Donald Trump Repeats Warning to Pull U.S. Out of NAFTA

Edited by Pavel Jacomino
2018-01-18 15:24:10


Washington, January 18 (RHC)-- U.S. President Donald Trump has repeated a threat to pull the United States out of a trade agreement with Canada and Mexico.  In a Wednesday interview with Reuters, Trump once again threatened to withdraw from the North American Free Trade Agreement (NAFTA), arguing that the move would serve U.S. trade interests. 

Trump's comments came less than a week before negotiators from the three countries party to NAFTA are scheduled to meet in the Canadian city of Montreal for the sixth of the seven scheduled rounds to renegotiate the trade pact, as requested by Trump's White House. 

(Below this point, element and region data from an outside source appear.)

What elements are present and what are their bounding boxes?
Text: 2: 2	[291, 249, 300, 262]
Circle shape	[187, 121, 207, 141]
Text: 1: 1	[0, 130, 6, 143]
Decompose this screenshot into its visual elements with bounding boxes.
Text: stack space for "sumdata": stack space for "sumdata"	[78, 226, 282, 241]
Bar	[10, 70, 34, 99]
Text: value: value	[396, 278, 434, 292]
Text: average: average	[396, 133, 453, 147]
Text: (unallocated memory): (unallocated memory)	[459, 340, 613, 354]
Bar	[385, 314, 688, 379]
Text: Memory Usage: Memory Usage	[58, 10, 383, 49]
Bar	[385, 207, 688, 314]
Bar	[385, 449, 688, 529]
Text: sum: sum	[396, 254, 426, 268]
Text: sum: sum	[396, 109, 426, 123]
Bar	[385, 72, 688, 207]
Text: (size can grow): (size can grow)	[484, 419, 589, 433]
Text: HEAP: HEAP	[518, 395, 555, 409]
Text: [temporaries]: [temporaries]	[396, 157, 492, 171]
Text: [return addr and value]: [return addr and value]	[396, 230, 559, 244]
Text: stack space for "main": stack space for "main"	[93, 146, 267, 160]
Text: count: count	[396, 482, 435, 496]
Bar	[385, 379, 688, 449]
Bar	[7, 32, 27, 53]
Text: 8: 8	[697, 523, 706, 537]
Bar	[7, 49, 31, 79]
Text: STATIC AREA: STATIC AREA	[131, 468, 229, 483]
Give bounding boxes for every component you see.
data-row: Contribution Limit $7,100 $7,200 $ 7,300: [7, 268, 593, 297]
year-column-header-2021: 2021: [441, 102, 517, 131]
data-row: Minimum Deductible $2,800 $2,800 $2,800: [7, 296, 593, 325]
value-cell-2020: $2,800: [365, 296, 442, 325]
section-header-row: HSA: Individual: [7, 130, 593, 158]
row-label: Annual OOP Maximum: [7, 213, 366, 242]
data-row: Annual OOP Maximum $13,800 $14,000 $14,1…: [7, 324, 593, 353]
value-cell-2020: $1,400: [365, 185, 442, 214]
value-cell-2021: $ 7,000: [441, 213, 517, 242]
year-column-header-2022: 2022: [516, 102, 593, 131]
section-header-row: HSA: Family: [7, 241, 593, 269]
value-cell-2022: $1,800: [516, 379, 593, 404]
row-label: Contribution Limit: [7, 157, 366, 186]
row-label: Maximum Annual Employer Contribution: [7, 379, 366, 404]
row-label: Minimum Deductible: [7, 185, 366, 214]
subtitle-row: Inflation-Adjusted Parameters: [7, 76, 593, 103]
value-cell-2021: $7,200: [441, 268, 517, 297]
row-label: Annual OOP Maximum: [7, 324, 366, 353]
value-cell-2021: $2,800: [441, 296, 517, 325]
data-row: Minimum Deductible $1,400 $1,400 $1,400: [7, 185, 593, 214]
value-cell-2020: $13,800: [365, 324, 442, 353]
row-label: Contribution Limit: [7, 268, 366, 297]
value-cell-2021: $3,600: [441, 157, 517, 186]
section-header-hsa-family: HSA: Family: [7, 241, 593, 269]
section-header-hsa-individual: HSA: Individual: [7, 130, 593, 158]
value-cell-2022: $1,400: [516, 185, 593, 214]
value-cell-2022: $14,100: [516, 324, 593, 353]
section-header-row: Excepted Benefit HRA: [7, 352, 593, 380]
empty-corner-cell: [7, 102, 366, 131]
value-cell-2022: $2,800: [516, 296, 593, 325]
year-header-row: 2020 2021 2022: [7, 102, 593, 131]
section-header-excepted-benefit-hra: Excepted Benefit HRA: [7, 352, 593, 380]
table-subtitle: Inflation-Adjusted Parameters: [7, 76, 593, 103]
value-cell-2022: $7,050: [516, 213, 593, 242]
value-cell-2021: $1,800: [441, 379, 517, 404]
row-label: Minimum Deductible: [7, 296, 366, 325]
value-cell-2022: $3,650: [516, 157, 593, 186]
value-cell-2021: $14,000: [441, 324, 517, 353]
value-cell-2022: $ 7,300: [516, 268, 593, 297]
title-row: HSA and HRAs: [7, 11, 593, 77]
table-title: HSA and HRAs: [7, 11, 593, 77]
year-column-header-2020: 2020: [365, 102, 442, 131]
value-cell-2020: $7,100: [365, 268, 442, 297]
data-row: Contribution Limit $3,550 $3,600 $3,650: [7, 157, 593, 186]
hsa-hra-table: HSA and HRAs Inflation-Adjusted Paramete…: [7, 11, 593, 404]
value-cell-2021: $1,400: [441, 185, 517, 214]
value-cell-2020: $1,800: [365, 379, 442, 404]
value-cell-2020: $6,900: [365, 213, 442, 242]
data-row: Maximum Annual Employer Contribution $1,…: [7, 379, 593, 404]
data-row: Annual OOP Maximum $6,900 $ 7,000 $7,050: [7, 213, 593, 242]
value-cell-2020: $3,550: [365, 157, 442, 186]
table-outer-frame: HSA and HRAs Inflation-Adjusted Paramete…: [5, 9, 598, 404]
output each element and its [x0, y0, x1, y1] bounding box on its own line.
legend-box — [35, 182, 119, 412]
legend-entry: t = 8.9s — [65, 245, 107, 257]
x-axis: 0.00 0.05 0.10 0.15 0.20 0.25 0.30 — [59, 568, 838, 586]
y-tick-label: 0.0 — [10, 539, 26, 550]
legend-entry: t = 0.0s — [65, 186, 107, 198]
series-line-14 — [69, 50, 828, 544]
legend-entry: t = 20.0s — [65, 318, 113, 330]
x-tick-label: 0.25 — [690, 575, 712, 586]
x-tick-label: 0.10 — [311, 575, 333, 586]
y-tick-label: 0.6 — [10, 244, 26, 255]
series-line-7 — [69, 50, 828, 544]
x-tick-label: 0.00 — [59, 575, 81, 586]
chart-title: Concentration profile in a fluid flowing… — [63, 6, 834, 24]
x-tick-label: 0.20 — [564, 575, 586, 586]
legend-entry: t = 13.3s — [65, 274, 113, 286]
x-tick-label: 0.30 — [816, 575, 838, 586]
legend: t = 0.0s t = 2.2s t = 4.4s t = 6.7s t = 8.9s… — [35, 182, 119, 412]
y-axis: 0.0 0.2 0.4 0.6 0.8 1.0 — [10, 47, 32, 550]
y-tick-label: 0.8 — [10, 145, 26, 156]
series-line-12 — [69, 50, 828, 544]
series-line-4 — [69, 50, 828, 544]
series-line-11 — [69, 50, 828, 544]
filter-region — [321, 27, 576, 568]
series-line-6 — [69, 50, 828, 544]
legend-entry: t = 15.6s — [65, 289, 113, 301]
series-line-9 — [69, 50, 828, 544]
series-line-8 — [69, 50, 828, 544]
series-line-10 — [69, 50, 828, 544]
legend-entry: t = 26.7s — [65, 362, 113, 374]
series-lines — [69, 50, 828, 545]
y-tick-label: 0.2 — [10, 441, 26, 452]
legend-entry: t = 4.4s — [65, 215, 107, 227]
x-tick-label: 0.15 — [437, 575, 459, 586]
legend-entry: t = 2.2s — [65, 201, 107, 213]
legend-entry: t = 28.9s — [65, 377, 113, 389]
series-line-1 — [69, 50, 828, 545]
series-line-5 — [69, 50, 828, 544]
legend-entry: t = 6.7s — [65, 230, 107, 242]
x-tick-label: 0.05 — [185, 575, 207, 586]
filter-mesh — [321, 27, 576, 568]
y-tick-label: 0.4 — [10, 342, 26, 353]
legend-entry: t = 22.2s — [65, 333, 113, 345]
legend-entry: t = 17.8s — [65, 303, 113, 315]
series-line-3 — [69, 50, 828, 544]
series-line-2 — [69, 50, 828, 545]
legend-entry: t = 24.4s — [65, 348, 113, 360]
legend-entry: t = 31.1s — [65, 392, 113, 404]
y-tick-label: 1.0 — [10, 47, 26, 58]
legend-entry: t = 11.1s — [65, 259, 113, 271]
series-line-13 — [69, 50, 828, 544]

"We're renegotiating NAFTA now.  We'll see what happens.  I may terminate NAFTA," Trump said in the interview. 

The U.S. president has repeated the threat many times over since his campaigning days for the presidency, in what is generally seen as an attempt to enhance America's bargaining power at the negotiations. 

"A lot of people are going to be unhappy if I terminate NAFTA. A lot of people don't realize how good it would be to terminate NAFTA because the way you're going to make the best deal is to terminate NAFTA. But people would like to see me not do that," he said. 

NAFTA was finalized by the United States, Canada, and Mexico back in 1994.  None of the parties can "terminate" the multilateral deal; they can only unilaterally terminate their participation. 

The incumbent U.S president has called NAFTA the "single worst trade deal ever approved" by the U.S. and claimed that it has led to the outsourcing of thousands of jobs to Mexico and China. 

Mexico has previously called on the U.S. to uphold the 24-year-old trade deal, arguing that the suspension of such an agreement would have consequences for all the parties involved. 

Sensing that the United States may proceed to withdraw, Canada has launched a wide-ranging attack on U.S. trade practices, calling on the World Trade Organization to examine the use of duties in the United States.